Paul Strand fotografió en 1916 un valla blanca. Una imagen directa, a la que el autor bien poco añadía. Asi se refería años después el autor a esta imagen:
«¿Por qué fotografié esa valla blanca en Port Kent, Nueva York, en 1916? Porque la valla en sí misma era fascinante para mí. Era muy viva, muy americana, muy parte del país…»

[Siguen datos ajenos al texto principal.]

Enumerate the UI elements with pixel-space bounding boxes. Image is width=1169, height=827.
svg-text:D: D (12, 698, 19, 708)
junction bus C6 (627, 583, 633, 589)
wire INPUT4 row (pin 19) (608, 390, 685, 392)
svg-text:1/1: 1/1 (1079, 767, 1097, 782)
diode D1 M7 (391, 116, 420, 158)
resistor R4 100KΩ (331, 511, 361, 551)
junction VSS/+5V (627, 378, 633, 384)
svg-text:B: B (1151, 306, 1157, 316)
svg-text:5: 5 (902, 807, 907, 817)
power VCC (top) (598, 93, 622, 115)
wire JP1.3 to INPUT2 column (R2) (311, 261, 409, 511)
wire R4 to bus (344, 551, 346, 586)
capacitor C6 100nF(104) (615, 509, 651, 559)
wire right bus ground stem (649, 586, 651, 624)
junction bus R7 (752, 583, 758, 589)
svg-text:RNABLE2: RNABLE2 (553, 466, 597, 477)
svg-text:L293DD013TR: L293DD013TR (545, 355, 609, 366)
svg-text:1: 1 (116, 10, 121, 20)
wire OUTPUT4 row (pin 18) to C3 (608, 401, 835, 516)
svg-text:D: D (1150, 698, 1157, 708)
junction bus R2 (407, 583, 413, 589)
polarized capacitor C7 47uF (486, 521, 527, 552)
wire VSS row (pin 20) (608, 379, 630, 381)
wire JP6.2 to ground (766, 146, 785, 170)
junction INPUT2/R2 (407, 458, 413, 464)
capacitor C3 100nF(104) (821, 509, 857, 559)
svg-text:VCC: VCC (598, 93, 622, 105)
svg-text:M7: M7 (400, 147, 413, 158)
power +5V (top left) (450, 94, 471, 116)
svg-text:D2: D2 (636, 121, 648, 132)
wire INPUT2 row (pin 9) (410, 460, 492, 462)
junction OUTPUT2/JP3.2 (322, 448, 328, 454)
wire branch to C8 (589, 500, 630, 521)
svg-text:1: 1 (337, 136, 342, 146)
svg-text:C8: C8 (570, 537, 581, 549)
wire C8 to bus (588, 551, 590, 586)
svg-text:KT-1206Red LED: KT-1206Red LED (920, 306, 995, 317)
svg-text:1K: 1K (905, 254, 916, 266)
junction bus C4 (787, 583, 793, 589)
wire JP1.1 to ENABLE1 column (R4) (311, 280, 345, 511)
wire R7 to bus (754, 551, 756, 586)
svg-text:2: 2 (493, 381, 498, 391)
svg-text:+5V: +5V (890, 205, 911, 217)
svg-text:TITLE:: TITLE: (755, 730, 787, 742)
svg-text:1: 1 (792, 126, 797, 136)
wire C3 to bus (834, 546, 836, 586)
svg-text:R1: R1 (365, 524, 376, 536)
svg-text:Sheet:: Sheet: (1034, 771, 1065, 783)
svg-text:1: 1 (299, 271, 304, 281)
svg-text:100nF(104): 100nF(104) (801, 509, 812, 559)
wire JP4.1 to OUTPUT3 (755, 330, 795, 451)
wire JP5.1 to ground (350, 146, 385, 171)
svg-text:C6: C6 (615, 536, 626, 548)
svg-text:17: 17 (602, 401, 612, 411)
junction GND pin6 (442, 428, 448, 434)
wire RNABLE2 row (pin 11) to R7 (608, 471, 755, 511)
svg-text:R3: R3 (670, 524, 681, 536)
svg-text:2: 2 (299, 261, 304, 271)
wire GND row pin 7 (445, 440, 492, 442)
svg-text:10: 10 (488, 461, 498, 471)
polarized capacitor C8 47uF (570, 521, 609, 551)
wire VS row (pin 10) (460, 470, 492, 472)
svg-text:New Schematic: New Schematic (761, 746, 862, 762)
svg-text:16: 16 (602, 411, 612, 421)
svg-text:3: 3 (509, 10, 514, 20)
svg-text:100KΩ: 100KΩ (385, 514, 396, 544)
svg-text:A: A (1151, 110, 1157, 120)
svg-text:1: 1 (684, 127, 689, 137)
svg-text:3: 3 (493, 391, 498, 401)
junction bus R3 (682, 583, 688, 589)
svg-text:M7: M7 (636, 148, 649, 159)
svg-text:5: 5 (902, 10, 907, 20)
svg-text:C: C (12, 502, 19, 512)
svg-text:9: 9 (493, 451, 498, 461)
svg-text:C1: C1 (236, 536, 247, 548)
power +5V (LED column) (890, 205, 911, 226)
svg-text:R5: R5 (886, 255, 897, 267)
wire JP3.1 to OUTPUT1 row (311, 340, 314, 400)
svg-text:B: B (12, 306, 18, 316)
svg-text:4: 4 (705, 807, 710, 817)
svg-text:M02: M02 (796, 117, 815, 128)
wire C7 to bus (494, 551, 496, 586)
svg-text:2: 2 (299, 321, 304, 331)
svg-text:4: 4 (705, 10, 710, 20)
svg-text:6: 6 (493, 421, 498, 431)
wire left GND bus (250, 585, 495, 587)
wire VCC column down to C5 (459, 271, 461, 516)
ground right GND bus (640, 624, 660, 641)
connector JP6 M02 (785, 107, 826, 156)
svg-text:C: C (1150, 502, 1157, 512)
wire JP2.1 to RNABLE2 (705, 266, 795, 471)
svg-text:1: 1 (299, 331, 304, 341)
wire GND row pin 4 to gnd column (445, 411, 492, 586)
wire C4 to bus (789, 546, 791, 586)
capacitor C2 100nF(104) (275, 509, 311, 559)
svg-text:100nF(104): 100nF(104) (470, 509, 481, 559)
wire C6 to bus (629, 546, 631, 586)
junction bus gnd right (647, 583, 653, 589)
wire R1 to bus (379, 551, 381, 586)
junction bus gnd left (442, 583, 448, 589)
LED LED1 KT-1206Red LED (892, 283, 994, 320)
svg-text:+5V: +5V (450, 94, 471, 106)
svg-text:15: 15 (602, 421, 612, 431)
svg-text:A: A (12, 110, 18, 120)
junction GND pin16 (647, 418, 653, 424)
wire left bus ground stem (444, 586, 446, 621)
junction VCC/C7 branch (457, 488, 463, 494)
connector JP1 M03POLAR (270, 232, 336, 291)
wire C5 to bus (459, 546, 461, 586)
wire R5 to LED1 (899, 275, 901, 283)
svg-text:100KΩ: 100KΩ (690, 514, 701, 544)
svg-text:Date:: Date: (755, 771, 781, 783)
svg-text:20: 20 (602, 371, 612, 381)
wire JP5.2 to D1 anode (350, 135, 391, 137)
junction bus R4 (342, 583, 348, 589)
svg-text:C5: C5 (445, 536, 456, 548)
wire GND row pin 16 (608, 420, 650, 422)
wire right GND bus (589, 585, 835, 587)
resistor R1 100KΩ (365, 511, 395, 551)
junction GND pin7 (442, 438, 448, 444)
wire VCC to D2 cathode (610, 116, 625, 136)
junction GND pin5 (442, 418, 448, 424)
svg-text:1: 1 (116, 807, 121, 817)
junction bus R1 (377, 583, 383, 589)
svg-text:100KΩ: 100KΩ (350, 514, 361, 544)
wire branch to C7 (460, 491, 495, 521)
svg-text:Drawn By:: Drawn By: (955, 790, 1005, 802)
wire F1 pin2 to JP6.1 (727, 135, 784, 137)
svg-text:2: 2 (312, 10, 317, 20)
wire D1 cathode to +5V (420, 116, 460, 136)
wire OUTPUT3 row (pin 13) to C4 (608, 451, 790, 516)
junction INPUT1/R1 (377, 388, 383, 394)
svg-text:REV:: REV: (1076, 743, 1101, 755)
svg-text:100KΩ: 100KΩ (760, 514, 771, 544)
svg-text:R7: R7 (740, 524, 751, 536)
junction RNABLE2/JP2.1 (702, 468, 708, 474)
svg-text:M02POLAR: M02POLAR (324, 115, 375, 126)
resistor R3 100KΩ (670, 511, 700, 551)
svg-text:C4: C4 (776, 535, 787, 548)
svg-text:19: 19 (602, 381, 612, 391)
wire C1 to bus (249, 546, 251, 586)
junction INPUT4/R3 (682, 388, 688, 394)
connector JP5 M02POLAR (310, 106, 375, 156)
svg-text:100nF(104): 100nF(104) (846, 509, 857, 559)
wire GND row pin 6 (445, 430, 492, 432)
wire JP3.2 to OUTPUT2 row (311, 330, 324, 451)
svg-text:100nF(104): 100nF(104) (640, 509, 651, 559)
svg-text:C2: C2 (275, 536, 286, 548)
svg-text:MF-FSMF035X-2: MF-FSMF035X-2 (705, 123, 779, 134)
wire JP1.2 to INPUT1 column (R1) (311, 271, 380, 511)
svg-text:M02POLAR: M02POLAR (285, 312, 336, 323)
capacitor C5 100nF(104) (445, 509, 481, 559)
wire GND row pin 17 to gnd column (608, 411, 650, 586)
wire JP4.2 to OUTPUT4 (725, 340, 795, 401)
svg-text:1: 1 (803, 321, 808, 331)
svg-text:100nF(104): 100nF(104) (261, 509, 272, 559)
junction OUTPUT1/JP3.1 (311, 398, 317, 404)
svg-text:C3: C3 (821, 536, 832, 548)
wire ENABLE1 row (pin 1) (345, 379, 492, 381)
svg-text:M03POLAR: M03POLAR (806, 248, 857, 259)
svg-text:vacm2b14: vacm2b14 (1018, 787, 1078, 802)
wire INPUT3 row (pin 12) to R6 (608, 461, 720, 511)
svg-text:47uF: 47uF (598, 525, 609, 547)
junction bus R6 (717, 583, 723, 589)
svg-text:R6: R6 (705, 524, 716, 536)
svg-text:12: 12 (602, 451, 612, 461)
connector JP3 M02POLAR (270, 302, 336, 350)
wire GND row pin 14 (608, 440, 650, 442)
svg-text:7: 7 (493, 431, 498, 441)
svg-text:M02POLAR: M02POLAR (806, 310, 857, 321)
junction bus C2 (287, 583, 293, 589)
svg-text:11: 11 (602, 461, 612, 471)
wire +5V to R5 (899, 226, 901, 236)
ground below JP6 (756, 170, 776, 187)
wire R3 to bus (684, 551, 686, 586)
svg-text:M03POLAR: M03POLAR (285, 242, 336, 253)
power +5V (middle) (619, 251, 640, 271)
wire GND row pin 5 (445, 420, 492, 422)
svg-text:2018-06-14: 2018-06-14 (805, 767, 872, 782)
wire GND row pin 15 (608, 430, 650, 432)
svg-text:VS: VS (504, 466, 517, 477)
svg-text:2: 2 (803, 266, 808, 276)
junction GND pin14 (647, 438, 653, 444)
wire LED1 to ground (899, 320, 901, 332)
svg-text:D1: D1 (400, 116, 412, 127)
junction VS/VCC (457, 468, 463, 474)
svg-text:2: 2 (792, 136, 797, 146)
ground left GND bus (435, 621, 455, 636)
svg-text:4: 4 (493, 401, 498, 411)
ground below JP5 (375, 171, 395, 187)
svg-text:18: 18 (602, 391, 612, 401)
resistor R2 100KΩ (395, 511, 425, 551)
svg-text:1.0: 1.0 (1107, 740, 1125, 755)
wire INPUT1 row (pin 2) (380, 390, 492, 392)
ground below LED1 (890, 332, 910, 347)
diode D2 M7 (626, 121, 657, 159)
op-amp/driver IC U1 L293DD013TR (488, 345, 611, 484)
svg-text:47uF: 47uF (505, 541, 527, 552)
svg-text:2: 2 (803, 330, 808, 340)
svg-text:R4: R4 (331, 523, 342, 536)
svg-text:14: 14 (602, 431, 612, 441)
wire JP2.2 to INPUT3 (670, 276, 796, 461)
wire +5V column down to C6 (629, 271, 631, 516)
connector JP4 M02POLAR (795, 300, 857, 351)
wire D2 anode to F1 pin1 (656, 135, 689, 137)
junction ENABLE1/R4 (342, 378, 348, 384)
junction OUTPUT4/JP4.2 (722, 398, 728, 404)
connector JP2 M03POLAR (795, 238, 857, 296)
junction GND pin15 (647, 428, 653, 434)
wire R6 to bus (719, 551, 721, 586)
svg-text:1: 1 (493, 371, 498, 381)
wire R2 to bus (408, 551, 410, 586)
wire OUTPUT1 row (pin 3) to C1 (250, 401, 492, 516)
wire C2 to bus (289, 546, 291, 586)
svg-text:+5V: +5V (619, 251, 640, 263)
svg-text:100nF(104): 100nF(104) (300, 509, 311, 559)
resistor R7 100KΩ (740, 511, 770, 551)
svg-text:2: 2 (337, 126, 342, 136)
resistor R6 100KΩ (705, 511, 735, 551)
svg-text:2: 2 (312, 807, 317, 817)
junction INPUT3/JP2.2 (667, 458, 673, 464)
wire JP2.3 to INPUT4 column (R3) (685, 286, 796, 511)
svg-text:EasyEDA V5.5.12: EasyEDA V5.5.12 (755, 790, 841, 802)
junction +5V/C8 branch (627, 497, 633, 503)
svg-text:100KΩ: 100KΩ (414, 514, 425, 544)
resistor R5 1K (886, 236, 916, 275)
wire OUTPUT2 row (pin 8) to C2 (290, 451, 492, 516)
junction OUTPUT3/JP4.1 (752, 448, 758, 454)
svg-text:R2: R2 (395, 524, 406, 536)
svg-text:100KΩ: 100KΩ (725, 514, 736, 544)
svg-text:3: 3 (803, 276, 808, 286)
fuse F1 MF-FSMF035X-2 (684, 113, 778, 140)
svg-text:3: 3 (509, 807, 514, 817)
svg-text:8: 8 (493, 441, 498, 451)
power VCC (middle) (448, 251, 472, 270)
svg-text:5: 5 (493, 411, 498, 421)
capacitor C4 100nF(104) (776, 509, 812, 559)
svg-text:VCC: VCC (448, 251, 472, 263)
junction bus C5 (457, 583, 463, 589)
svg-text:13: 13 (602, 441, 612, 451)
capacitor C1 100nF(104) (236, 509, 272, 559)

A partir de esa afirmación hecha por Paul Strand años más tarde, parece obvio que Strand ve en la valla más que un mero tema, con un interés compositivo por el patrón y el ritmo; Strand se sintió inmediatamente fascinado por la forma en que la valla representa a Estados Unidos, considerándola una parte esencial de su país, porque la valla blanca, como señala Robert Gregg en la Enciclopedia de la Cultura Americana Contemporánea, encarna en cierto modo el sueño americano, simbolizando la vida ideal de la clase media: una gran casa con un porche rodeado por un lujoso y glorioso césped, una familia feliz, un gran coche y encerrando todo el conjunto una valla, que en color blanco se ajusta mejor a las expectativas de la sociedad.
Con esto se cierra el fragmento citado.